Someone: "Do you hate your family?"
Me: "No, I don't hate them. I just wish, if there's a next life, I don't have to be born into a home that teaches me to survive instead of feel."
People think I'm dramatic until they've lived it: explaining myself a hundred times, only to be half-heard, mislabeled, or dismissed. I'm tired of being the problem just because I'm the first one who speaks the truth. No one ever took the time to understand me that's why I grew up not understanding myself either. I learned to hold my breath around the people who should have been my oxygen. I learned that even when I do right, I can be told it's wrong. I learned that my positives don't count if they don't fit someone else's story about me.
I don't hate my family. I hate that "home" felt like walking on glass. I hate that love sounded like, "be quieter," "be smaller," "be grateful," while I kept shrinking to keep the peace. I hate that when I finally tried to explain, I was met with eye-rolls, lectures, or silence - and somehow, I became the ungrateful one.

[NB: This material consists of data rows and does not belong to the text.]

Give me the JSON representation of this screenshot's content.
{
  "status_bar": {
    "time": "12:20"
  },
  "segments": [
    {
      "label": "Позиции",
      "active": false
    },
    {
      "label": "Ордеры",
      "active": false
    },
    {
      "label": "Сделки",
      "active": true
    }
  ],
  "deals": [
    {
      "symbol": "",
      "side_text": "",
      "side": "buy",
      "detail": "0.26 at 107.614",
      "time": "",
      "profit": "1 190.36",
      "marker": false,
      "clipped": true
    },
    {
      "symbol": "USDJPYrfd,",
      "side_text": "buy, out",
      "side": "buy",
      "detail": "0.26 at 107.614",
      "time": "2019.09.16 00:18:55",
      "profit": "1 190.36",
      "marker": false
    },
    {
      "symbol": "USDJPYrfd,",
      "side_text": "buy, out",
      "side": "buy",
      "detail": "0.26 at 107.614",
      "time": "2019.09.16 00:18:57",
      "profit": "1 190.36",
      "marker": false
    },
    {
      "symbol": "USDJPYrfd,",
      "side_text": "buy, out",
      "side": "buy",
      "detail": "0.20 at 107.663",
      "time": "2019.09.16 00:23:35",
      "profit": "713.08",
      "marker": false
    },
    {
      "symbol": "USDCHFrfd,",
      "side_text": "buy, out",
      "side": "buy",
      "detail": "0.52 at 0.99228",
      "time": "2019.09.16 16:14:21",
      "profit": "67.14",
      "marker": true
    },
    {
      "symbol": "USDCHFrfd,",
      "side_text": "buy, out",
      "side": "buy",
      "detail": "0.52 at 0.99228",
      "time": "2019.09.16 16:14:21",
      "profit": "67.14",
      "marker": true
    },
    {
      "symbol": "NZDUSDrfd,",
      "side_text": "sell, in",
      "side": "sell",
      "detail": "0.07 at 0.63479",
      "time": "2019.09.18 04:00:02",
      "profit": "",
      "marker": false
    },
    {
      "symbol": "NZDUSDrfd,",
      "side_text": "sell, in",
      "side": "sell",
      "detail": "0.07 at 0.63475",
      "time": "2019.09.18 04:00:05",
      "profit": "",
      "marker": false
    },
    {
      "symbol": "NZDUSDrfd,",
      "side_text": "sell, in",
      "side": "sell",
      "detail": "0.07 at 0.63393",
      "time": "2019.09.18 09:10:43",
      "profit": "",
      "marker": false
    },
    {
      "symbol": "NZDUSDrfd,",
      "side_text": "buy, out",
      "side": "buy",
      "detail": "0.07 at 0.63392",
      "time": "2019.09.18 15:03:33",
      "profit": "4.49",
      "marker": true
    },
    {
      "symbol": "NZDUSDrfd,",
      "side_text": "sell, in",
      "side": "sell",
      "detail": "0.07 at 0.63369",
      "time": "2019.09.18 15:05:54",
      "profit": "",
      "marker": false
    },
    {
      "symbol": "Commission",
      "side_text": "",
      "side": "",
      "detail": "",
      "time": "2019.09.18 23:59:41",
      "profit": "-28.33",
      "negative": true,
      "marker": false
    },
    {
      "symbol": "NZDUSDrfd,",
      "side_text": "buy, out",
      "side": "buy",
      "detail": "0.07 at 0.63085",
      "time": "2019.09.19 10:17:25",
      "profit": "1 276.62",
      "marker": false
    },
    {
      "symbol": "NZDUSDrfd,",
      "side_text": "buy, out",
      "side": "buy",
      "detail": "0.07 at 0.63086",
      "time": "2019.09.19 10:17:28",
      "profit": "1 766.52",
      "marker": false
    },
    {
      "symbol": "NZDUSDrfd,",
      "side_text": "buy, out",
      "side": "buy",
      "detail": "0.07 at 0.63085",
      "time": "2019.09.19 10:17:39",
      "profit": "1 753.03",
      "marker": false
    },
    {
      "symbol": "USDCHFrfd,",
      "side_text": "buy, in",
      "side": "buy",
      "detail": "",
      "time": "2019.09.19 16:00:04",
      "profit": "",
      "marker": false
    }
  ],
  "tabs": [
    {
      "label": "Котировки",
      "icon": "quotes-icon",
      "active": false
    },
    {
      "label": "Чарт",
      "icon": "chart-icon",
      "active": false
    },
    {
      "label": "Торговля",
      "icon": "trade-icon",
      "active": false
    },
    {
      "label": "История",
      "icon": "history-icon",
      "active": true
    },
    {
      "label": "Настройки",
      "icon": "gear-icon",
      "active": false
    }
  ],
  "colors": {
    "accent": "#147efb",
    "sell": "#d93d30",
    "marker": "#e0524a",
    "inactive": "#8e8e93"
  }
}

If you've ever felt abandoned in a room full of your own people, if you've ever been betrayed for telling your side. If you've ever been misunderstood until you doubted your own memory - I see you. You are not hard to love: you were just taught love without listening. You are not the villain for wanting softness. You are allowed to build a future where "home" means safety, not self-erasure. And if no one has told you this yet: your feelings make sense. You make sense.